When the Midland, MI folks were here, I took some of them on a wetland tour. The only thing Jerry aka Stretch, wanted to see was a nutria. The first tour group I took out had seen four of them swimming in the distance, but after lunch, we could not find one anywhere. Jerry and his wife Marcia were very, very disappointed, and I felt really bad that I could not deliver a nutria to complete their quest to see the invasive nuisance rodent of giant proportions.
You see, nutria don’t belong here. They originated in South America, and some enterprising folks thought their fur would be great for the trapping industry. Tall tale has it that they were caged, and a hurricane came along and they got loose, and they’ve been busy reproducing rapidly ever since. They do have great fur, and to this day, there are many warm Russians walking around wearing nutria fur coats.
However, with the advent of PETA and the decline of the fur industry, the nutria have been running rampant in the marsh.

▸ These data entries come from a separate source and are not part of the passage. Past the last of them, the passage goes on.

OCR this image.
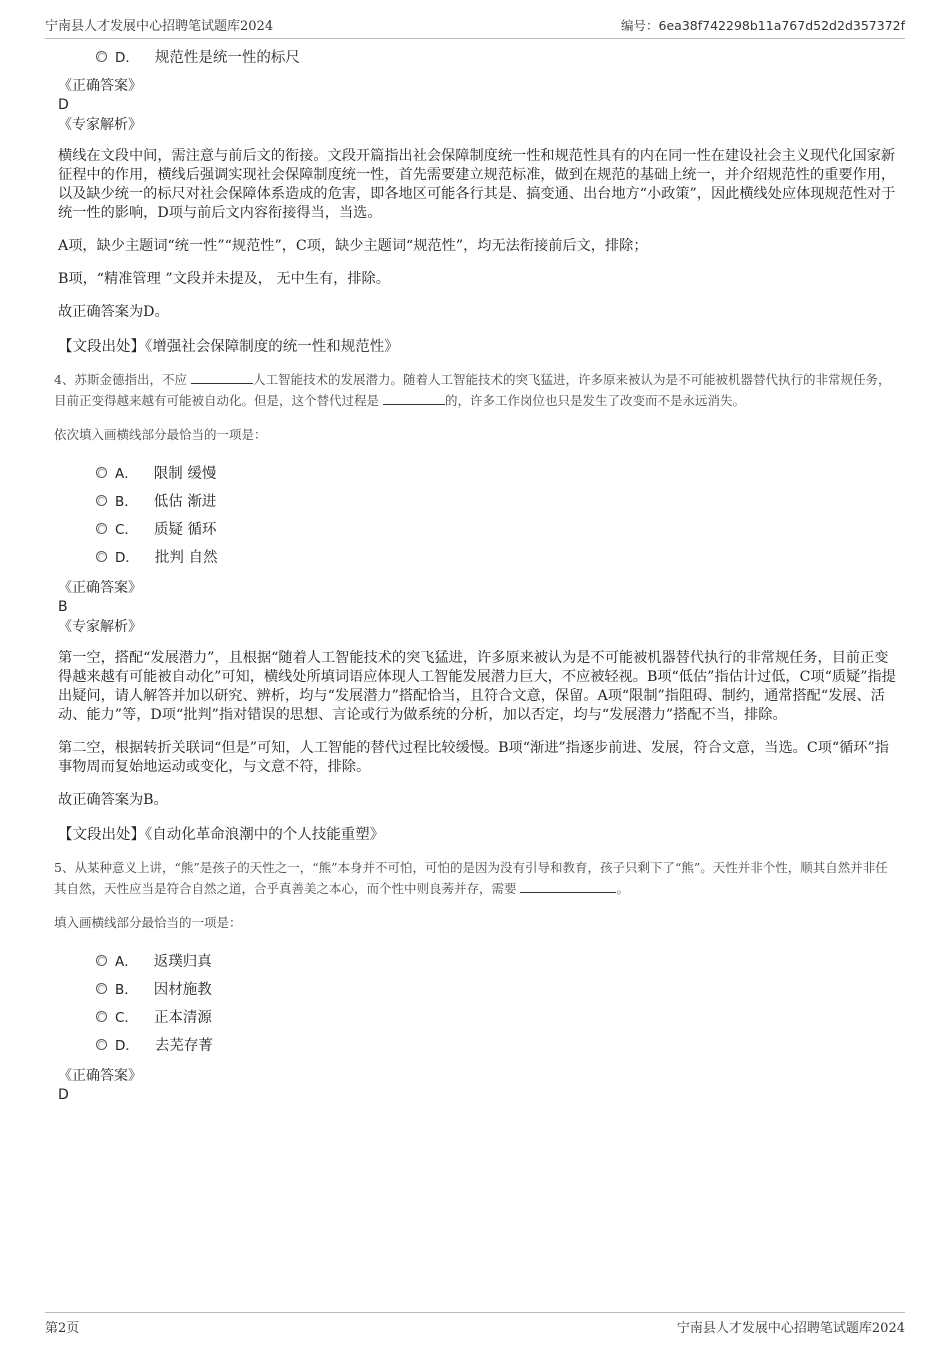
宁南县人才发展中心招聘笔试题库2024	编号：6ea38f742298b11a767d52d2d357372f
D． 规范性是统一性的标尺
《正确答案》
D
《专家解析》

横线在文段中间，需注意与前后文的衔接。文段开篇指出社会保障制度统一性和规范性具有的内在同一性在建设社会主义现代化国家新征程中的作用，横线后强调实现社会保障制度统一性，首先需要建立规范标准，做到在规范的基础上统一，并介绍规范性的重要作用，以及缺少统一的标尺对社会保障体系造成的危害，即各地区可能各行其是、搞变通、出台地方“小政策”，因此横线处应体现规范性对于统一性的影响，D项与前后文内容衔接得当，当选。

A项，缺少主题词“统一性”“规范性”，C项，缺少主题词“规范性”，均无法衔接前后文，排除；

B项，“精准管理 ”文段并未提及， 无中生有，排除。

故正确答案为D。

【文段出处】《增强社会保障制度的统一性和规范性》
4、苏斯金德指出，不应	人工智能技术的发展潜力。随着人工智能技术的突飞猛进，许多原来被认为是不可能被机器替代执行的非常规任务，目前正变得越来越有可能被自动化。但是，这个替代过程是	的，许多工作岗位也只是发生了改变而不是永远消失。
依次填入画横线部分最恰当的一项是：
A． 限制 缓慢
B． 低估 渐进
C． 质疑 循环
D． 批判 自然
《正确答案》
B
《专家解析》

第一空，搭配“发展潜力”，且根据“随着人工智能技术的突飞猛进，许多原来被认为是不可能被机器替代执行的非常规任务，目前正变得越来越有可能被自动化”可知，横线处所填词语应体现人工智能发展潜力巨大，不应被轻视。B项“低估”指估计过低，C项“质疑”指提出疑问，请人解答并加以研究、辨析，均与“发展潜力”搭配恰当，且符合文意，保留。A项“限制”指阻碍、制约，通常搭配“发展、活动、能力”等，D项“批判”指对错误的思想、言论或行为做系统的分析，加以否定，均与“发展潜力”搭配不当，排除。

第二空，根据转折关联词“但是”可知，人工智能的替代过程比较缓慢。B项“渐进”指逐步前进、发展，符合文意，当选。C项“循环”指事物周而复始地运动或变化，与文意不符，排除。

故正确答案为B。

【文段出处】《自动化革命浪潮中的个人技能重塑》
5、从某种意义上讲，“熊”是孩子的天性之一，“熊”本身并不可怕，可怕的是因为没有引导和教育，孩子只剩下了“熊”。天性并非个性，顺其自然并非任其自然，天性应当是符合自然之道，合乎真善美之本心，而个性中则良莠并存，需要	。
填入画横线部分最恰当的一项是：
A． 返璞归真
B． 因材施教
C． 正本清源
D． 去芜存菁
《正确答案》
D
第2页	宁南县人才发展中心招聘笔试题库2024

Why is that so bad, you ask? It’s bad because their favorite food is the roots of the marsh grass, which holds our valuable sediment in place. When the marsh plants die, the soil erodes and subsides more rapidly. So, nutria are now responsible for hundreds of thousands of acres of wetland loss.
Since they are no longer a source of income for the bayou people, the department of wildlife and fisheries (LDWF) has placed a bounty on the nutria. If you own land or lease land, and get the proper license from the LDWF, you can kill the rodent, chop off the tail, and they will pay you $5.
So, Jerry and Marcia? THAT is why you don’t see too many nutria down here. The locals have just about eradicated the species!
However, up there in Cajun Man’s neck of the swamp, obviously NOBODY has a permit to participate in the bounty program, so . . . .
Here’s a better look for all your curious folks . . .
And lastly, this handsome guy was begging to be photographed. He was at the far reaches of my inadequate lens, but I shot him anyway. I love the markings on his head and the crest feather sticking out back, which we can’t see from far away . . .
And I’ll leave you with this image, taken on the way to the most beautiful spot on my tour route . . .
This is called a marsh fire. You can see the cypress swamp off in the distance. Burning off the dead marsh grass is a way to manage the marsh and encourage new growth. It’s also a very tricky way to rabbit hunt. After the dead grass burns off, there is nowhere for the rabbits to hide. Then when the new green shoots come out, the rabbits can’t resist the tender grass, and there waits Elmer Fudd with his twusty wabbit gun and KABLEWY, wabbit stew.
There will be a lull in the Miracle Bayou Tree House posts for a bit while waiting on the next step–electrical.
Meanwhile, I’m still floating along on a cloud of the miraculous!